Jilseponie’s jaw dropped open, her eyes going so wide that it seemed as if they might fall right out of their sockets. Now that the man’s identity had been clarified, she could see the resemblance he bore to Danube, a younger and thinner version of the King.

“I would have expected you to tell her,” Andacanavar said, looking past the woman, and Jilseponie took the cue and turned to see Bradwarden moving up beside her.
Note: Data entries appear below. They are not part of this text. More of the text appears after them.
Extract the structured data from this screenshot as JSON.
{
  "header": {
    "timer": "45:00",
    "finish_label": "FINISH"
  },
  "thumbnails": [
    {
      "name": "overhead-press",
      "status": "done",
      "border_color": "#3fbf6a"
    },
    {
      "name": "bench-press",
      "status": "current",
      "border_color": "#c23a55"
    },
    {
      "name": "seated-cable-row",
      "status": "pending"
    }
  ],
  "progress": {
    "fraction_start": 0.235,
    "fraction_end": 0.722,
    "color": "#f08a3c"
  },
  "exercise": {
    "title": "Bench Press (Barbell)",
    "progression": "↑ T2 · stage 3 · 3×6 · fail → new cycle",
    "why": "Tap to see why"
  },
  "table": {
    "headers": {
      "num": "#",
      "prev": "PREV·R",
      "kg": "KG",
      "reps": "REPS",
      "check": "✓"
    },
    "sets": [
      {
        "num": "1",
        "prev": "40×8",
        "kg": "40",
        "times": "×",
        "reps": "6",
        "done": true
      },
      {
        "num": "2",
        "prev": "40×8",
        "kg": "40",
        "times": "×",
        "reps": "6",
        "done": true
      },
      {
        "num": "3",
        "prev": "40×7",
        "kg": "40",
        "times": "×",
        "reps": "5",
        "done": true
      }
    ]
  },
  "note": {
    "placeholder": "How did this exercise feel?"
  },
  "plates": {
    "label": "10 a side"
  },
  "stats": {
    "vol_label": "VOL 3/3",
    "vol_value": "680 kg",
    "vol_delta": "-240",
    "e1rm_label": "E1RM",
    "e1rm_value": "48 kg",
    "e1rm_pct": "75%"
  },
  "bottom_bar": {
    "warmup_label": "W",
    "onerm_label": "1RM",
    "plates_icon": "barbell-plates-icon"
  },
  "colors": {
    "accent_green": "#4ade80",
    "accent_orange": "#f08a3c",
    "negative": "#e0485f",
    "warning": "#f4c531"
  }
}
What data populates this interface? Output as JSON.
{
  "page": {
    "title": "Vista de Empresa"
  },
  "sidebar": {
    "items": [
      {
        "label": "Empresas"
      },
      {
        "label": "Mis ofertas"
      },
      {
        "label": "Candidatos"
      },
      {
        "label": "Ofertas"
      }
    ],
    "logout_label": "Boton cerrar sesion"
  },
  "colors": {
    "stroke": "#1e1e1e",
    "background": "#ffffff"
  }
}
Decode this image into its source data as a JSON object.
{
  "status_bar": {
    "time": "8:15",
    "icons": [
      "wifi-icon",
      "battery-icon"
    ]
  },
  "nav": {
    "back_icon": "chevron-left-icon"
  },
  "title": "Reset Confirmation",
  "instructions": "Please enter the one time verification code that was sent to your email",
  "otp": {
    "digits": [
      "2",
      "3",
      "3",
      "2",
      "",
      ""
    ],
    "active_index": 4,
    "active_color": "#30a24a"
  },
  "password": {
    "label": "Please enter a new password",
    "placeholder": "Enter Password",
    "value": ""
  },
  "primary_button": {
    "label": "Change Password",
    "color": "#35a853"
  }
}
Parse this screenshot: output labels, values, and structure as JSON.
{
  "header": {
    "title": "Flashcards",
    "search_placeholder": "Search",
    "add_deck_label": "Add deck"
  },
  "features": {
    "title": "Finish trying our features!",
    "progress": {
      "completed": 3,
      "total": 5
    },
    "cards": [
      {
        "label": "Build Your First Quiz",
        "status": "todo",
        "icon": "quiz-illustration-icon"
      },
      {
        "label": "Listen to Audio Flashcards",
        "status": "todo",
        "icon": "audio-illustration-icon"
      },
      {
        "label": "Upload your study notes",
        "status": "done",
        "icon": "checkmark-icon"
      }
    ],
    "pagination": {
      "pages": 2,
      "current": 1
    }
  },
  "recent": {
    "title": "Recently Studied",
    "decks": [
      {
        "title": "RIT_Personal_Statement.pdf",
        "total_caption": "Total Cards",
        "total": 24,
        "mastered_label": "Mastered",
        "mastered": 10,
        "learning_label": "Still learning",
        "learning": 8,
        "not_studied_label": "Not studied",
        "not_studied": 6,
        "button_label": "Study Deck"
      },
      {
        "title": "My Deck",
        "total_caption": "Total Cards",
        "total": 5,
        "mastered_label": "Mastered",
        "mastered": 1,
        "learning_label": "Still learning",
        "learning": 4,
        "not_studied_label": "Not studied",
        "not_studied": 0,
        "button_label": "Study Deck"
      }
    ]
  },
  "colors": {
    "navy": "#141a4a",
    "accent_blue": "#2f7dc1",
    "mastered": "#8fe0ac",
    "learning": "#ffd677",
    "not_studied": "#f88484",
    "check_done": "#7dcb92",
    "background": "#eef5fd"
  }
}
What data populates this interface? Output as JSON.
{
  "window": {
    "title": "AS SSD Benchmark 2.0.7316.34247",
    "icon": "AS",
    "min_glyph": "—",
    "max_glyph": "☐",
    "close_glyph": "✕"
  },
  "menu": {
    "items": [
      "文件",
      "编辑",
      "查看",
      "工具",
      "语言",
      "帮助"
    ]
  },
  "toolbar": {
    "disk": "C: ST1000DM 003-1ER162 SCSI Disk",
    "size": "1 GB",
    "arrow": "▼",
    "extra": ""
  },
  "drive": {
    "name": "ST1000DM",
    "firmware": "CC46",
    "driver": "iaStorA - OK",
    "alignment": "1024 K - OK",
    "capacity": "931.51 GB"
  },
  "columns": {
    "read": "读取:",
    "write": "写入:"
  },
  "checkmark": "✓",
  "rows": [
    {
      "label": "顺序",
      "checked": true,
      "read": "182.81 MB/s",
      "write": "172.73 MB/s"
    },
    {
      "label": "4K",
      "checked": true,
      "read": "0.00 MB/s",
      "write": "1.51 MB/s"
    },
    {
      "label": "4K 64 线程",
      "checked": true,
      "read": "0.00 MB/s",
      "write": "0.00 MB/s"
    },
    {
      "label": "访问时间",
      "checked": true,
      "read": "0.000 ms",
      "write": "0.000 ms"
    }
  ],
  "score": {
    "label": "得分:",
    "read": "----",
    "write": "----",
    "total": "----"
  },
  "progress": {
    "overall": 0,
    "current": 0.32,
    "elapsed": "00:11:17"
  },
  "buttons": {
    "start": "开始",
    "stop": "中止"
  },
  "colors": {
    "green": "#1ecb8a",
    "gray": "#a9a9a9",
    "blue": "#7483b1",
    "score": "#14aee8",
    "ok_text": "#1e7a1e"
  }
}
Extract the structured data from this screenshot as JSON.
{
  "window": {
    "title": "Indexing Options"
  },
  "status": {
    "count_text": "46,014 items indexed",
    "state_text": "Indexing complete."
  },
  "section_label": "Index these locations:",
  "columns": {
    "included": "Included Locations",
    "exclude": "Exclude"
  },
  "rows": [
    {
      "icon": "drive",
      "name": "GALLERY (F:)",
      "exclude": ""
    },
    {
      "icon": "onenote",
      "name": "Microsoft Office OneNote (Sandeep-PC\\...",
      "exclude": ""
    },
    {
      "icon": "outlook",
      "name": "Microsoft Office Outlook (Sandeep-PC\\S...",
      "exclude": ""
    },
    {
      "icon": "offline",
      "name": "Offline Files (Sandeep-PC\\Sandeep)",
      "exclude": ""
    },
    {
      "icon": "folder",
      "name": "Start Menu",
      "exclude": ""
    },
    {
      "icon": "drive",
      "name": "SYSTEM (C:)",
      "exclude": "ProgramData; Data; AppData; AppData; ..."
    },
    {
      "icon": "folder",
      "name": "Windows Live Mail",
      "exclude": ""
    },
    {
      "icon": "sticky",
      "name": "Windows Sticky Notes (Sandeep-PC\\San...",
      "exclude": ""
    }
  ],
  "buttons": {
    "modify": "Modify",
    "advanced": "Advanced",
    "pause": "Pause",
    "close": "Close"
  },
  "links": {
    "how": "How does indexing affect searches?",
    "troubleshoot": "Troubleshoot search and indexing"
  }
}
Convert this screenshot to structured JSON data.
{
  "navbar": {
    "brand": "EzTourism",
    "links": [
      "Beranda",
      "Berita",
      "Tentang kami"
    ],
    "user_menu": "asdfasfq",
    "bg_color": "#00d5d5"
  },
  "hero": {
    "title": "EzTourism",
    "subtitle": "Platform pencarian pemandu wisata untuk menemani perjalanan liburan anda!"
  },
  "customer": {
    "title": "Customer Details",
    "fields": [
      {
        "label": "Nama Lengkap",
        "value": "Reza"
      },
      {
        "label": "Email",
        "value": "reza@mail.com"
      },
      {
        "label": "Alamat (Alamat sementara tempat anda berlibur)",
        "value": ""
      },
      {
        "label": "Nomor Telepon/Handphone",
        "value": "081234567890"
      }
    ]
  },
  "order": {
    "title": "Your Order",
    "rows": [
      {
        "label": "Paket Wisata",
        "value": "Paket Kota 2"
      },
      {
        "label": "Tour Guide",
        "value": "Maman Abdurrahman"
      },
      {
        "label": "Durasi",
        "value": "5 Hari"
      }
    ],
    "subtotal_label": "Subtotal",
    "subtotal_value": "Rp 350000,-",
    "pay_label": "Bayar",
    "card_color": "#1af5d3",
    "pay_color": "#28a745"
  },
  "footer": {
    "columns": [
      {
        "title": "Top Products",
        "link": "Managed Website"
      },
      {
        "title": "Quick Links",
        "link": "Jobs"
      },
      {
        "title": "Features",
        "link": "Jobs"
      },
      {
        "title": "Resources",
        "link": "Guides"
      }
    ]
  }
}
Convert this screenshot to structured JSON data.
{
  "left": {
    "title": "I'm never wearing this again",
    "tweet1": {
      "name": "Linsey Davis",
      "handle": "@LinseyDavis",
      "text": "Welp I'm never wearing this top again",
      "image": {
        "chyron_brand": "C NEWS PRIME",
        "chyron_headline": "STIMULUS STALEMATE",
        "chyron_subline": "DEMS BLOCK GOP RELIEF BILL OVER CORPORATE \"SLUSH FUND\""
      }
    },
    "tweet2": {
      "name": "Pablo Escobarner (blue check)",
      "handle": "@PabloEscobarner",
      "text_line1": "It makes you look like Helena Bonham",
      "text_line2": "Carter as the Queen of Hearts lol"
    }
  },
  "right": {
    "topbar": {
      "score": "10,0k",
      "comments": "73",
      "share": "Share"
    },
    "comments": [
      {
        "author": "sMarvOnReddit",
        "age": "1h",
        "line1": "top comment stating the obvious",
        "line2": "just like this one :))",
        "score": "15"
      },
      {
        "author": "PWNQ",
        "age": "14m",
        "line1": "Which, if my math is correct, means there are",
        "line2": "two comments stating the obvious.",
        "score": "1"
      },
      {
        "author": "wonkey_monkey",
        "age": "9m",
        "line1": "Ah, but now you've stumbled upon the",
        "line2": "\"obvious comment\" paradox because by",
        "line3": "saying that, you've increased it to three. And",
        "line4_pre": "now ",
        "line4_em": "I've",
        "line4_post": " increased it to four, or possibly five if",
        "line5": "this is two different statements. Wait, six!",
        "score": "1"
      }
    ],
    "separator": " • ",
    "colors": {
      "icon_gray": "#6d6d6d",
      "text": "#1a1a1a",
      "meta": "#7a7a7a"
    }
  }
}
“Didn’t think it was needed,” the centaur said dryly. “Suren her head’s big enough without her knowin’ that she beat the Prince of Honce-the-Bear in a sword fight!”

“You knew?” Jilseponie asked.

“I telled ye once, girl, there’s not a thing in me forest that I’m not knowin’. When are ye to believe me?”

Jilseponie just shook her head helplessly.

“We are all in your debt,” Prince Midalis remarked, moving up to her and taking her hand. He bowed low and kissed that hand.